How many types of tea are there?
There are 6 basic types of teas: green, oolong, black, white, pu-erh, and yellow.
The process of making black tea involves withering, fully oxidizing, and finally drying the tea. The amber-colored brew of black tea is a common result of this type of tea. Darjeelings and bold breakfast teas are among the most popular black teas.
As much as 85% of the world’s tea consumption is made up of black tea, which is the most popular type of tea. As a result, black tea is dark in color, strong in flavor, and higher in caffeine than other types of tea.
Black tea’s caffeine content is still less than half that of a cup of coffee. Black teas can be enjoyed in the same manner as other teas, with the addition of sweeteners like milk, sugar, or lemon.
Green tea production avoids oxidation to preserve its hue and fresh flavor. Steaming the leaves is a common practice in Japan, but other countries may use pan-firing or other methods to dry them. If you’re looking for something milder than black tea, try green or golden tea.
China and Taiwan are the primary producers of oolong tea, which is only partly oxidized in the process. Fresh green tea is one example of this type of tea, but it can taste very different based on the region where the leaf is grown and the method used to make it.
Heat is applied to the leaves as soon as they are picked to attack the oxidizing enzymes. Green tea’s numerous health benefits can be attributed to its high antioxidant status, vitamins, and mineral resources that are preserved during this type of processing.
The potion has a greenish-yellow color and a mild flavor that is light and grassy. It tastes the best plain, but some customers love it with a little lemon or sugar instead of milk.
Simply withered and then dried, white tea’s oxidation is extremely light. Green tea is the closest flavor match, but it’s usually creamier, softer, and sweeter. Compared to other teas, white is the least processed. Compared to green tea, it has a lower level of caffeine and a higher level of antioxidants.
Pu-erh (also spelled pu’er) is a type of Chinese tea that is known for its earthy taste. For a long time, Pu-erh has been produced by fermentation in the ground, often for many years. Since it’s traditionally compressed into cakes, pu-erh has a high price tag.
There are only a few types of tea that are yellow, and they’re extremely rare. Similar to green tea, it undergoes the same processing steps but is dried more slowly, giving it its characteristic golden hue. White and green teas are often used to describe the tea’s flavor, which is characterized as being in the middle.
Tea comes in over 3000 different varieties, each according to its unique flavor and aroma.
The process of naming and cultivating teas shares many similarities with that of winemaking. Many teas are labeled after the region in which they are cultivated, much like Bordeaux wine and Champagne, which can only be made in the French province of Champagne.
Several teas, such as Assam and Yunnan, are named after regions in China and India, respectively.
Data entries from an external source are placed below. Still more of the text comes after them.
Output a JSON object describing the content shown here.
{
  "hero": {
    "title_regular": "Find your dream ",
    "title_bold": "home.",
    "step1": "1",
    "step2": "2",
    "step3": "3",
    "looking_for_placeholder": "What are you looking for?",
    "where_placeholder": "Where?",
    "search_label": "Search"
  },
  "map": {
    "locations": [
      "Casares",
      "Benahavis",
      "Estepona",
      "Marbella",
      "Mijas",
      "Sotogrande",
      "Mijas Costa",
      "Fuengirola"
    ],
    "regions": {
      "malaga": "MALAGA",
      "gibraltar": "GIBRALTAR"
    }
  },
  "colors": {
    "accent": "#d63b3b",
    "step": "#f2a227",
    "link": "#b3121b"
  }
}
Such as wine, the flavoring properties of tea are influenced by a variety of factors, including the region where it is cultivated, the climate, the soil, and the methods used in its processing.
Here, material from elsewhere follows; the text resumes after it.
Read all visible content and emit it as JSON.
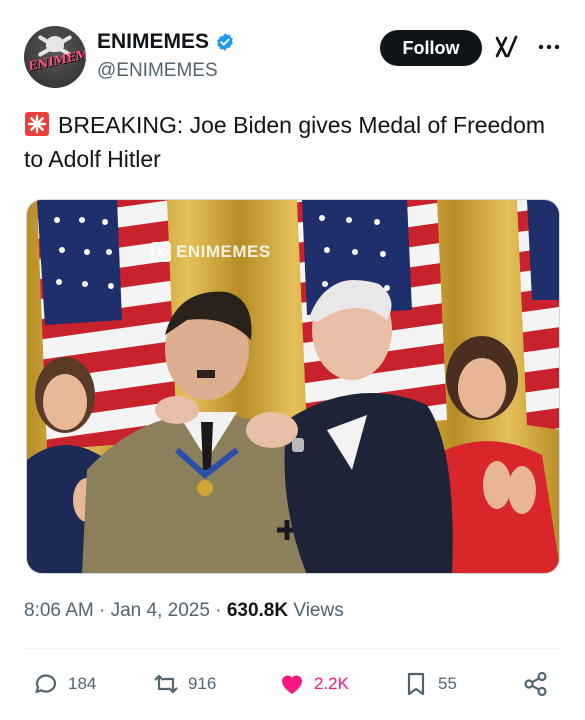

The Camellia sinensis shrub, which can reach a height of 60 feet, is the source of all tea. For the harvest, tea plants are trimmed to a peak of 3 feet or less. In terms of categorization, there are a staggering number of teas to choose from.
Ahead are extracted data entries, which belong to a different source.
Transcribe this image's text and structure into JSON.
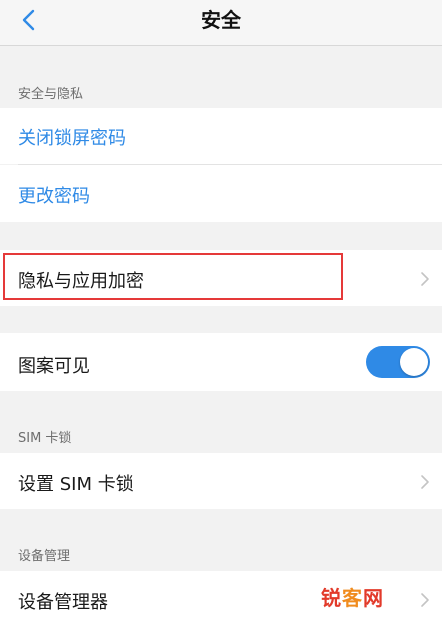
{
  "header": {
    "title": "安全"
  },
  "sections": {
    "security_privacy": {
      "header": "安全与隐私",
      "items": [
        {
          "label": "关闭锁屏密码"
        },
        {
          "label": "更改密码"
        }
      ]
    },
    "privacy_encryption": {
      "label": "隐私与应用加密"
    },
    "pattern_visible": {
      "label": "图案可见",
      "toggle_on": true,
      "toggle_color": "#2f8ae6"
    },
    "sim_lock": {
      "header": "SIM 卡锁",
      "item_label": "设置 SIM 卡锁"
    },
    "device_management": {
      "header": "设备管理",
      "item_label": "设备管理器"
    }
  },
  "watermark": {
    "part1": "锐",
    "part2": "客",
    "part3": "网"
  },
  "colors": {
    "accent": "#2f8ae6",
    "highlight_border": "#e53939",
    "background": "#f2f2f2"
  }
}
What are herbal infusions or herbal teas?
A cup of tea is not the same as a cup of herbal infusion. Herbal teas and infusions may look like tea, smell like tea, and taste like tea, but they contain no tea leaves at all.
Boiling water and a variety of botanicals, such as flowers, fruits, herbs, barks, mints, roots, spices, berries, and seeds, are all that is needed to make herbal tea. Non-tea beverages are tisane or herbal infusions. Rooibos, chamomile, and peppermint are just a few examples.
Yerba Mate & Guayusa
South American herbal infusions Guayusa and Yerba Mate are inherently caffeinated. Known for their unique blend of caffeine and mellow energizing effect, they are a sought-after natural resource. Its bittersweet taste comes from the Yerba Mate, whereas the Guayusa has a rich, earthy, naturally smooth flavor that ends with a slight sweetness to it.
Other FAQs about Tea that you may be interested in.
In this brief article, we have answered the question “how many types of tea are there?”. We have also discussed the different types of teas.